UPDATE: Dave Hardy of Arms and the Law blog had this to say about the ruling in an e-mail he gave me permission to share:
Rather strange ruling. Ripeness doesn’t key upon “is the law presently applicable?” It’s more along the lines of whether the rule is presently ambiguous and delay might clarify the issues by,for example, letting the agency administering do some interpretation of it, or giving the court a more concrete setting. Where the statute is clear, there’s no difference between deciding its constitutionality now and doing so in a couple of months. The very brevity of the court’s order is suggestive … while I like short rulings, the present fad is to hand down 20-30 page opinions on almost any ruling. List facts in excruciating detail, summarize everyone’s arguments, devote a few pages to the standards for a motion to dismiss which everyone knows and are probably cut and pasted from a stock ruling, and then after 10-15 pages, finally explain the decision.
Then there’s the practical end — appeal an error and spend a year and a beaucoup of money and time, or just re-file in two months
Two things…was your date right in the opening of this post? Did I read 2001 properly?
Second, on ripeness. This seems to be the latest way to wiggle around Constitutionality and yet to be implemented laws. VA District court earlier this week used ripeness as a defense of Obamacare, along with some other legal and socially engineered mumbo-jumbo. Sees to me that we just have a kangaroo court system any more, and in reality, it's a crap shoot as to which judge is assigned to what case, as that is what dictates the outcome.
@FBH51: Good catch. I should know better than write stuff after 9pm!

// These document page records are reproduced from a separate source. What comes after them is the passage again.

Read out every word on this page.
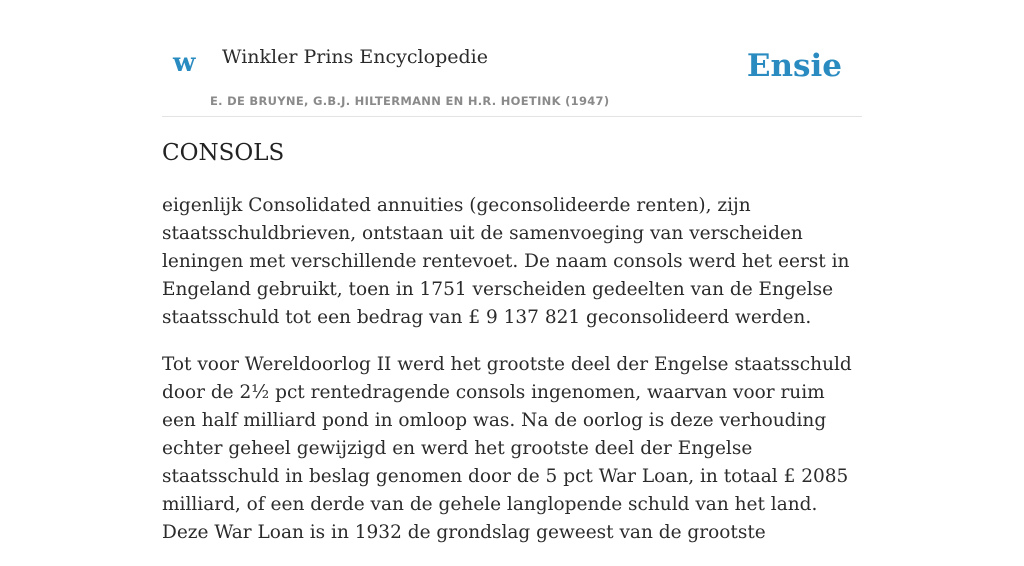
w Winkler Prins Encyclopedie
E. DE BRUYNE, G.B.J. HILTERMANN EN H.R. HOETINK (1947)
Ensie
CONSOLS

eigenlijk Consolidated annuities (geconsolideerde renten), zijn staatsschuldbrieven, ontstaan uit de samenvoeging van verscheiden leningen met verschillende rentevoet. De naam consols werd het eerst in Engeland gebruikt, toen in 1751 verscheiden gedeelten van de Engelse staatsschuld tot een bedrag van £ 9 137 821 geconsolideerd werden.

Tot voor Wereldoorlog II werd het grootste deel der Engelse staatsschuld door de 2½ pct rentedragende consols ingenomen, waarvan voor ruim een half milliard pond in omloop was. Na de oorlog is deze verhouding echter geheel gewijzigd en werd het grootste deel der Engelse staatsschuld in beslag genomen door de 5 pct War Loan, in totaal £ 2085 milliard, of een derde van de gehele langlopende schuld van het land. Deze War Loan is in 1932 de grondslag geweest van de grootste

Courts repugnant to the Constitution render themselves Null and Void.
How about this as a law….. Use a weapon in the comission of a crime and you get a mandatory 50 year prison sentence. This way us law abiding types can do what we want and buy what we need regardless of what state it is in. I think that would make a better "Anti-Gang Neighborhood Protection Act". It's past due to actually make a law that has a real impact on crime rather than to create one that has a feel good title but will have zero impact on crime. Its time we law abiding citizens banded together and get rid of the people in the legislature that believe in punishing the law abiding citizens by creating garbage laws that do nothing against criminals and do everything to penalize law abiding citizens.
You want cime to go down? Then try increasing the penalties on the existing laws that are on the books. There is no need to add to the problem by making feel good laws that do noting but fool the sheeple into re-electing the moron that created that feel good law.
Use a handgun designed to quickly kill, and get much longer prison sentence?
Use a dull butter knife weapon, that tortures the victim for hours, and get less time?
Use 'green methods' to return the victims carbon footprint to gaeia, and get $1000 reward?
/sarc
The only laws that have ever had a real impact on crime– are laws REMOVED, which had been interfering with 'natural right' to self defense. What stops violence, is citizens unrestricted ability to stop the aggressor.
Violent crime goes down when citizens can defend themselves. Crime doesn't pay when the intended victims won't stand for it.